In the next place, it seems as if the hard contest with
the harsh climate, which at the same time has made the
people hardy and inactive, has given them the apparently
contradictory qualities,—good nature and gruffness.

The popular temper seems to be at once unfeeling and
kindly. There is a Russian indifference to their own
sufferings, and a Russian sympathy for the sufferings
of others, to which this indifference contributes.

The Russian peasant often shows himself indifferent
to death. He generally has no special fear of death, and
he is indifferent as to inflicting death on others,
especially if it is a question of children or old people.
Horrible murders are thus sometimes perpetrated among the
peasants, without passion or malice. Compare, for
example, the child-murder in Tolstoï’s instructive drama,
“The Power of Darkness.”

Still more striking is the trait, which is here stated
from a verbal account, given by a Russian general.

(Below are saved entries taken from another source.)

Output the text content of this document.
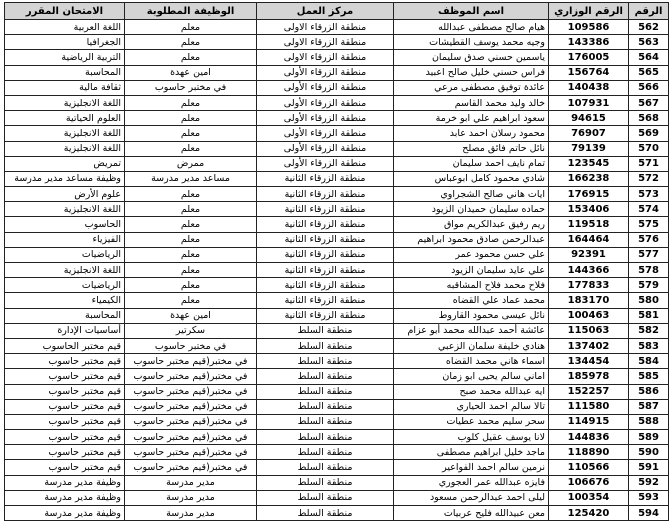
الرقم	الرقم الوزاري	اسم الموظف	مركز العمل	الوظيفة المطلوبة	الامتحان المقرر
562	109586	هيام صالح مصطفى عبدالله	منطقة الزرقاء الاولى	معلم	اللغة العربية
563	143386	وجيه محمد يوسف القطيشات	منطقة الزرقاء الاولى	معلم	الجغرافيا
564	176005	ياسمين حسني صدق سليمان	منطقة الزرقاء الاولى	معلم	التربية الرياضية
565	156764	فراس حسني خليل صالح اعبيد	منطقة الزرقاء الأولى	امين عهدة	المحاسبة
566	140438	عائدة توفيق مصطفى مرعي	منطقة الزرقاء الأولى	في مختبر حاسوب	ثقافة مالية
567	107931	خالد وليد محمد القاسم	منطقة الزرقاء الأولى	معلم	اللغة الانجليزية
568	94615	سعود ابراهيم علي ابو خرمة	منطقة الزرقاء الأولى	معلم	العلوم الحياتية
569	76907	محمود رسلان احمد عابد	منطقة الزرقاء الأولى	معلم	اللغة الانجليزية
570	79139	نائل حاتم فائق مصلح	منطقة الزرقاء الأولى	معلم	اللغة الانجليزية
571	123545	تمام نايف احمد سليمان	منطقة الزرقاء الأولى	ممرض	تمريض
572	166238	شادي محمود كامل ابوعباس	منطقة الزرقاء الثانية	مساعد مدير مدرسة	وظيفة مساعد مدير مدرسة
573	176915	ايات هاني صالح الشجراوي	منطقة الزرقاء الثانية	معلم	علوم الأرض
574	153406	حماده سليمان حميدان الزيود	منطقة الزرقاء الثانية	معلم	اللغة الانجليزية
575	119518	ريم رفيق عبدالكريم مواق	منطقة الزرقاء الثانية	معلم	الحاسوب
576	164464	عبدالرحمن صادق محمود ابراهيم	منطقة الزرقاء الثانية	معلم	الفيزياء
577	92391	علي حسن محمود عمر	منطقة الزرقاء الثانية	معلم	الرياضيات
578	144366	علي عايد سليمان الزيود	منطقة الزرقاء الثانية	معلم	اللغة الانجليزية
579	177833	فلاح محمد فلاح المشاقبه	منطقة الزرقاء الثانية	معلم	الرياضيات
580	183170	محمد عماد علي القضاه	منطقة الزرقاء الثانية	معلم	الكيمياء
581	100463	نائل عيسى محمود القاروط	منطقة الزرقاء الثانية	امين عهدة	المحاسبة
582	115063	عائشة أحمد عبدالله محمد أبو عزام	منطقة السلط	سكرتير	أساسيات الإدارة
583	137402	هنادي خليفة سلمان الزعبي	منطقة السلط	في مختبر حاسوب	قيم مختبر الحاسوب
584	134454	اسماء هاني محمد القضاه	منطقة السلط	في مختبر(قيم مختبر حاسوب	قيم مختبر حاسوب
585	185978	اماني سالم يحيى ابو زمان	منطقة السلط	في مختبر(قيم مختبر حاسوب	قيم مختبر حاسوب
586	152257	ايه عبدالله محمد صبح	منطقة السلط	في مختبر(قيم مختبر حاسوب	قيم مختبر حاسوب
587	111580	تالا سالم احمد الحياري	منطقة السلط	في مختبر(قيم مختبر حاسوب	قيم مختبر حاسوب
588	114915	سحر سليم محمد عطيات	منطقة السلط	في مختبر(قيم مختبر حاسوب	قيم مختبر حاسوب
589	144836	لانا يوسف عقيل كلوب	منطقة السلط	في مختبر(قيم مختبر حاسوب	قيم مختبر حاسوب
590	118890	ماجد خليل ابراهيم مصطفى	منطقة السلط	في مختبر(قيم مختبر حاسوب	قيم مختبر حاسوب
591	110566	نرمين سالم احمد الفواعير	منطقة السلط	في مختبر(قيم مختبر حاسوب	قيم مختبر حاسوب
592	106676	فايزه عبدالله عمر العجوري	منطقة السلط	مدير مدرسة	وظيفة مدير مدرسة
593	100354	ليلى احمد عبدالرحمن مسعود	منطقة السلط	مدير مدرسة	وظيفة مدير مدرسة
594	125420	معن عبيدالله فليح عربيات	منطقة السلط	مدير مدرسة	وظيفة مدير مدرسة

The following incident took place in the time of the
Crimean War: A severely wounded soldier was dragging
himself along with difficulty, and in great pain, after his
battalion. His wound was so severe that there seemed
to be no hope of his recovery. His comrades then said
to him, with the deepest sympathy: “You are suffering
too much, you will soon die. Do you want us to end
your pain? Shall we bury you?”—“I wish you
would,” answered the unhappy soldier. So they set to
work and dug a grave. He laid himself down in it, and
the others buried him alive—out of pity.